Anybody who has worked in a residential school or program for troubled or struggling teens is in a good place to observe the end product of various types of parenting. That is, he/she is in a good place to reflect on what happened that might have caused the child to need residential placement. In my 25 years of working in this field, I’ve come to some tentative conclusions regarding how parenting style might have contributed to the damage that helped create a need for residential placement.
First, despite numerous laws, wide spread discussions and campaigns, and a national revulsion against child abuse, I have rarely seen children in a school or program who have been downright abused by their parents. Perhaps my conclusion would be different if I didn’t work with private parent choice schools and programs and instead worked with public institutions that take children no matter what the parents might want, if there are even any parents involved in the child’s life.
More frequently I have seen situations that might be called benign neglect. An example might be a parent who is too busy to spend a Saturday afternoon with their child, so give them their platinum credit card to go to the mall. Technically this might be considered neglect, but not the kind of neglect we usually read about in the news media of children living in squalid conditions. Sometimes these parents are simply self centered, but more often they are so focused on being providers or maintaining the family name that the result, even with the parent’s best intentions, is a child crying out for attention and affection.

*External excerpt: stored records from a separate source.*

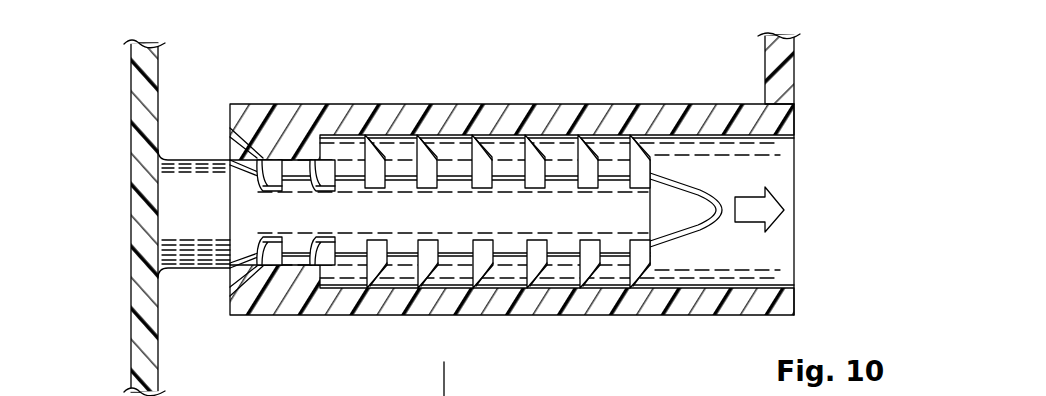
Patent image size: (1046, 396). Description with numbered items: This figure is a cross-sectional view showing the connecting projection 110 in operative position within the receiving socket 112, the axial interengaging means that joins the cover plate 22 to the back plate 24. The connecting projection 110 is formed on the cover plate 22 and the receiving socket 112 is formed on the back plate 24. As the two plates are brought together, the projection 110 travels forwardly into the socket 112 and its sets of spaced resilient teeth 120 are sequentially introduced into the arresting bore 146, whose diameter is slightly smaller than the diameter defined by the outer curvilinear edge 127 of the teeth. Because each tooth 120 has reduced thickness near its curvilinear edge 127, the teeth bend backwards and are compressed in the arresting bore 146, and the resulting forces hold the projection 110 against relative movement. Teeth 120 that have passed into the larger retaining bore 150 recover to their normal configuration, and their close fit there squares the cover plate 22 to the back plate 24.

The cover plate 22 is at (140, 83).
The back plate 24 is at (790, 60).
The connecting projection 110 is at (677, 270).
The receiving socket 112 is at (393, 100).
The spaced resilient teeth 120 is at (313, 267).
The curvilinear edge 127 is at (536, 286).
The arresting bore 146 is at (311, 158).
The retaining bore 150 is at (565, 133).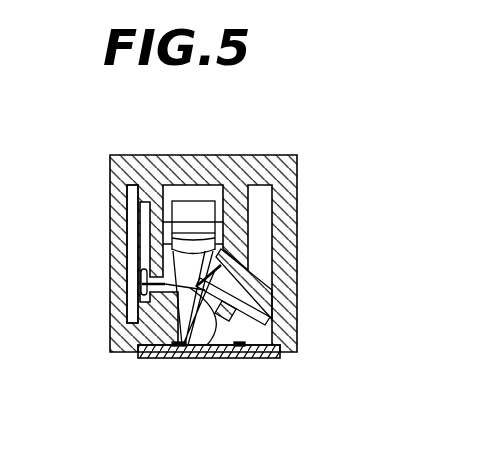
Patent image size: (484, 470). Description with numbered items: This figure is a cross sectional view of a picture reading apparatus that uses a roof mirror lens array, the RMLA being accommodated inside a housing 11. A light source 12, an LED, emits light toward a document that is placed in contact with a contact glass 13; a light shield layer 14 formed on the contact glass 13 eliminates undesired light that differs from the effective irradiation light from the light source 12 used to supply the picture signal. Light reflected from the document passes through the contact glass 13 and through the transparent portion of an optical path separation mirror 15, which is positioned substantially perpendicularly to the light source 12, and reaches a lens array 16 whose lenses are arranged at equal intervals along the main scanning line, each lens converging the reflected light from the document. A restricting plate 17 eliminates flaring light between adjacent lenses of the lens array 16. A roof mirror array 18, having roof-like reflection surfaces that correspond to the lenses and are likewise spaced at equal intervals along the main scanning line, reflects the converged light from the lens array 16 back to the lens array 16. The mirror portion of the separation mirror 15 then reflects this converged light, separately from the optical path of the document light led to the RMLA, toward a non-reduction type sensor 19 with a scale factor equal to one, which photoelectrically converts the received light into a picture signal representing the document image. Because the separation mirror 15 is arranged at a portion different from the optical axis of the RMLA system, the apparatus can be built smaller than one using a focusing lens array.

However, the most common cause of damage I’ve seen in my 25 years working in and with emotional growth and therapeutic boarding schools and programs has been permissive parenting. These often are parents who have bought into the ideals of a democratic family, or the self-esteem movement that warned parents that using “No” would damage their child’s confidence, or some extreme form of children’s rights. In a way I sympathize with these parents because often they work very hard at their parenting. They usually are carrying out the advice of popular so-called child care “experts.” However, as I’ve often seen, permissive parenting in giving too much freedom to children too soon can be damaging, and is probably one of the most common factors leading to residential placement.
I ran across an interesting article recently that explains very clearly why giving children too much freedom could hurt the child. Titled “Permissive Parenting Too Much Freedom Could Hurt Your Child,” it lists three possible conclusions a child might come to from having too much freedom, all harmful to a child’s future. 1) The child might conclude he/she can do anything they want with no limits. 2) the child might conclude the parent is compliant and decide to abuse the parent. And, 3) the child might conclude the parent is indifferent to him/her and don’t care what the child does.
In all three cases, the child is the real loser, but often the parents also. I’ve had parents sit in my office bewildered by the behaviors of their child and exclaiming that they did everything for him/her, and just can’t understand why the child seems to hate them.
Its because permissive parenting doesn’t give the child what the child needs!